Всякий раз, когда Амели уезжала, Анри начинал тосковать. Он никогда не считал свое одиночество платой за происходившее на его холстах — не случайно ведь многие находили написанные в Ницце картины фривольными. Матисс не слушал критиков, называвших его последние работы откровенно слабыми, сам он ни минуты не сомневался, что находится на пороге рождения новой манеры. «Относительно моей работы могу сказать лишь одно, — говорил он Амели в первый день нового 1921 года. — Я ищу способ, как придать предметам большую плотность, и вместо того, чтобы свести то, что вижу, к силуэту, пытаюсь передавать объем и моделировать форму». Особенно тонко чувствовала его живопись дочь: именно Маргерит заметила, что напряженные поиски всегда оканчиваются у отца рождением нового, невероятно смелого цвета. Она первой догадалась, что необъяснимая притягательность «Французского окна в Ницце» (одной из картин, которые были с недоумением встречены в Исси весной 1920 года), скрывалась в интенсивности и мягкости света, наполнявшего гостиничный номер «почти готическим великолепием», как выразился потом Джек Флам.
Это величественное полотно (самое большое из всех написанный в отеле «Медитерране») в семье называли «Собор». На нем Матисс изобразил Арну, сидящую у возвышающегося, словно свод, окна с голубыми ставнями (точнее, стеклянной двери — любимого матиссовского «окна-двери»), обрамленного серыми, напоминающими колонны, портьерами.
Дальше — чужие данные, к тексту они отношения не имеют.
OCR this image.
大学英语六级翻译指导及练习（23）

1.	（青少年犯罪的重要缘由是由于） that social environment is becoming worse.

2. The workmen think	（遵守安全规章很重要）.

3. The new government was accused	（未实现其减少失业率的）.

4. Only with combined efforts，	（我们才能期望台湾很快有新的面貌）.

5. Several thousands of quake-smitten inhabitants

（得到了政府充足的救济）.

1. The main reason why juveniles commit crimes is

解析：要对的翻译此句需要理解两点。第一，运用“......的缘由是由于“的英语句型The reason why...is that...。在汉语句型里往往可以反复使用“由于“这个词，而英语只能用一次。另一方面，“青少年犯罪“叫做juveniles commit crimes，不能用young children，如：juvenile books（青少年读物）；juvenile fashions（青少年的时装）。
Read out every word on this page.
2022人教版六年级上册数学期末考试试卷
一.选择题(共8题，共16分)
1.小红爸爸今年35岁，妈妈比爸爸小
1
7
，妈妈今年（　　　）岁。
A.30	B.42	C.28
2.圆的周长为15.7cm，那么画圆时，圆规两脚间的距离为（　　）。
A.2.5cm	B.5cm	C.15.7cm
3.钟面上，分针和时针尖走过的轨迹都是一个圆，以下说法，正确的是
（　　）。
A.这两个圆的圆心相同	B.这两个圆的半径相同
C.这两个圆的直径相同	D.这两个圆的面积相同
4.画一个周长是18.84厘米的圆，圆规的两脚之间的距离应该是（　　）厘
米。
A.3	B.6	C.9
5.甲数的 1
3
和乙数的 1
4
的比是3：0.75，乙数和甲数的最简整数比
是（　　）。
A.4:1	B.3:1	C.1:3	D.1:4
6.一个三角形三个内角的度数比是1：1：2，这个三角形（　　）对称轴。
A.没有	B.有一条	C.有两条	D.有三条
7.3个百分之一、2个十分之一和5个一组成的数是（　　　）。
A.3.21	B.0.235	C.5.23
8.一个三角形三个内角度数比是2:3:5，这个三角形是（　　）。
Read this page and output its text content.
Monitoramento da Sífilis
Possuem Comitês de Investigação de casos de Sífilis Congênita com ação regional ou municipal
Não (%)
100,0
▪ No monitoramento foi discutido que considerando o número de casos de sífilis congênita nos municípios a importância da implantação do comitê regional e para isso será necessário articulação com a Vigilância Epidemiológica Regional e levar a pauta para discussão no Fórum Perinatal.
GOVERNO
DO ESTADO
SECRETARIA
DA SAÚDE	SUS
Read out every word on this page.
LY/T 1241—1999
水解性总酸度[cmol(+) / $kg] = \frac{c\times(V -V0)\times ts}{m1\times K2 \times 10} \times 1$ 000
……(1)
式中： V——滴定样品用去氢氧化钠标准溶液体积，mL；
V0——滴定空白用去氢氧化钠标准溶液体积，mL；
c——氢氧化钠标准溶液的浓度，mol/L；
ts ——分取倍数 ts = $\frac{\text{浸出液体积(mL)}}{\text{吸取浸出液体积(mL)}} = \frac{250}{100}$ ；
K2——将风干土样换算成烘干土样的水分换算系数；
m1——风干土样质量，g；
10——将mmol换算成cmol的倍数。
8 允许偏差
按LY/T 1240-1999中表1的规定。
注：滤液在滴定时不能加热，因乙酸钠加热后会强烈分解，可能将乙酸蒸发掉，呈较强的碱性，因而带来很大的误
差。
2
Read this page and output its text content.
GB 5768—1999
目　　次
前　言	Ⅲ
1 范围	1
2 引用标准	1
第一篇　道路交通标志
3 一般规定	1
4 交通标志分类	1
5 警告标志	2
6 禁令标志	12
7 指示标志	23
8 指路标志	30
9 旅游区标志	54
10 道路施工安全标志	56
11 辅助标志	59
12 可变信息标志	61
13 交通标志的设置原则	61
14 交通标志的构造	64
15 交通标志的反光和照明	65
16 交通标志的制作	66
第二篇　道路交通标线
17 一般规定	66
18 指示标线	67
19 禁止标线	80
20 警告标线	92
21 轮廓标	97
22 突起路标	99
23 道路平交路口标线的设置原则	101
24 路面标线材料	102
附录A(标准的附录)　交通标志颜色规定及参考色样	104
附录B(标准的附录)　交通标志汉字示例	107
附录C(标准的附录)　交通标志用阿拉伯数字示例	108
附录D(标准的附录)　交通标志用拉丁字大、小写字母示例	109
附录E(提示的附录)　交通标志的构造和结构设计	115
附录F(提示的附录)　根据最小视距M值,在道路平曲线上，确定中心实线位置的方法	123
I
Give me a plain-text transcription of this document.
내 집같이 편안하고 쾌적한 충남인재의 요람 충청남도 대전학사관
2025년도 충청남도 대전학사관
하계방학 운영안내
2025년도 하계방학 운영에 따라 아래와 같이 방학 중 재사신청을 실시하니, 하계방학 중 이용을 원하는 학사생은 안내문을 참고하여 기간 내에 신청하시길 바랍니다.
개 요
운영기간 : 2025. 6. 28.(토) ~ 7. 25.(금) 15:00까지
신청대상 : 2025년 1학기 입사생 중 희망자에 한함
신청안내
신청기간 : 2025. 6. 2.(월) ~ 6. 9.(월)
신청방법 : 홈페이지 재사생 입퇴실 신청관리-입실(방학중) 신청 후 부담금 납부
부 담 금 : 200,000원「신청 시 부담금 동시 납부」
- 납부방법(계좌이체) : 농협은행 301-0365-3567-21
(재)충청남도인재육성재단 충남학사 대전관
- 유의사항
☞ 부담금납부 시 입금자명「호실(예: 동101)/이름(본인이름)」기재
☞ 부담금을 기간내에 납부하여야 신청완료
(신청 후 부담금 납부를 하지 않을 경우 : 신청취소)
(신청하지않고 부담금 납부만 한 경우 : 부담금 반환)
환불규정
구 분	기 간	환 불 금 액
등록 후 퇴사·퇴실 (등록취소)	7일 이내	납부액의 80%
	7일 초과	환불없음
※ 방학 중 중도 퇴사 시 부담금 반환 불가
Если прежде окна Матисса открывались в недоступный, недосягаемый мир, наполненный светом и цветом, то теперь за деревянными ставнями был виден абсолютно реальный морской берег с пальмами и фланирующими прохожими. Магические свойства полотну придавал сам интерьер. «По его картинам у меня создалось впечатление, что комната гораздо просторней и что в ней можно даже танцевать. В реальности же она не имела ничего общего с образом, который сочинил художник. Симпатичный гостиничный номер, и не более того», — писал удивленный поэт Шарль Вильдрак.
Какой бы замечательной моделью ни была Арну, какие бы позы ни принимала, как бы ни умела переходить от кокетства к апатии и безразличию, Матисс явно достиг предела в возможности ее «одухотворения». Но невнятность сюжета затмевала для публики все тонкости матиссовской живописи. Взять, к примеру, «Французское окно в Ницце»: босая девушка в прозрачной блузке и алых гаремных шароварах сидит с распущенными волосами у кровати художника. Понятно, что при виде Арну или полуобнаженных моделей с завернутыми в тюрбан из банного полотенца влажными волосами зрители делали соответствующие выводы. К тому же со времен «Разговора» Матисс изображал себя в неизменной полосатой пижаме, не предполагая, что никто не воспринимает его костюм как рабочую одежду. Неудивительно, что публика даже на секунду не верила художнику, когда тот уверял, что его картины не что иное, как сублимация сексуальности, ибо изнуряющая интимность любовных отношений выплескивается на холсте, через линии и формы юного тела, а отнюдь не в реальном любовном акте.
В случае с Арну подобные объяснения могли быть абсолютной правдой. Каждую неделю, а иногда и каждый день Матисс описывал жене и детям все подробности сеансов с ней; ничего, кроме профессионального интереса, в этих письмах не было, равно как и намека на обиду или ревность в ответных посланиях жены. Художник и его домашние называли Арну исключительно по фамилии и относились к девушке как к коллеге отца. В последний раз Арну появилась в картине «Художник и его модель», набросок которой Матисс отправил жене 23 апреля 1921 года: художник сидит в пижаме и очках у мольберта, почти спиной к зрителю, а обнаженная модель уютно растянулась в кресле сбоку — эдакая несентиментальная нота безразличия в картине-прощании. К тому времени у Арну появился возлюбленный, и в начале марта стало заметно, что она беременна, о чем Маргерит поспешила сообщить Амели. Весной Арну родила мертвого ребенка.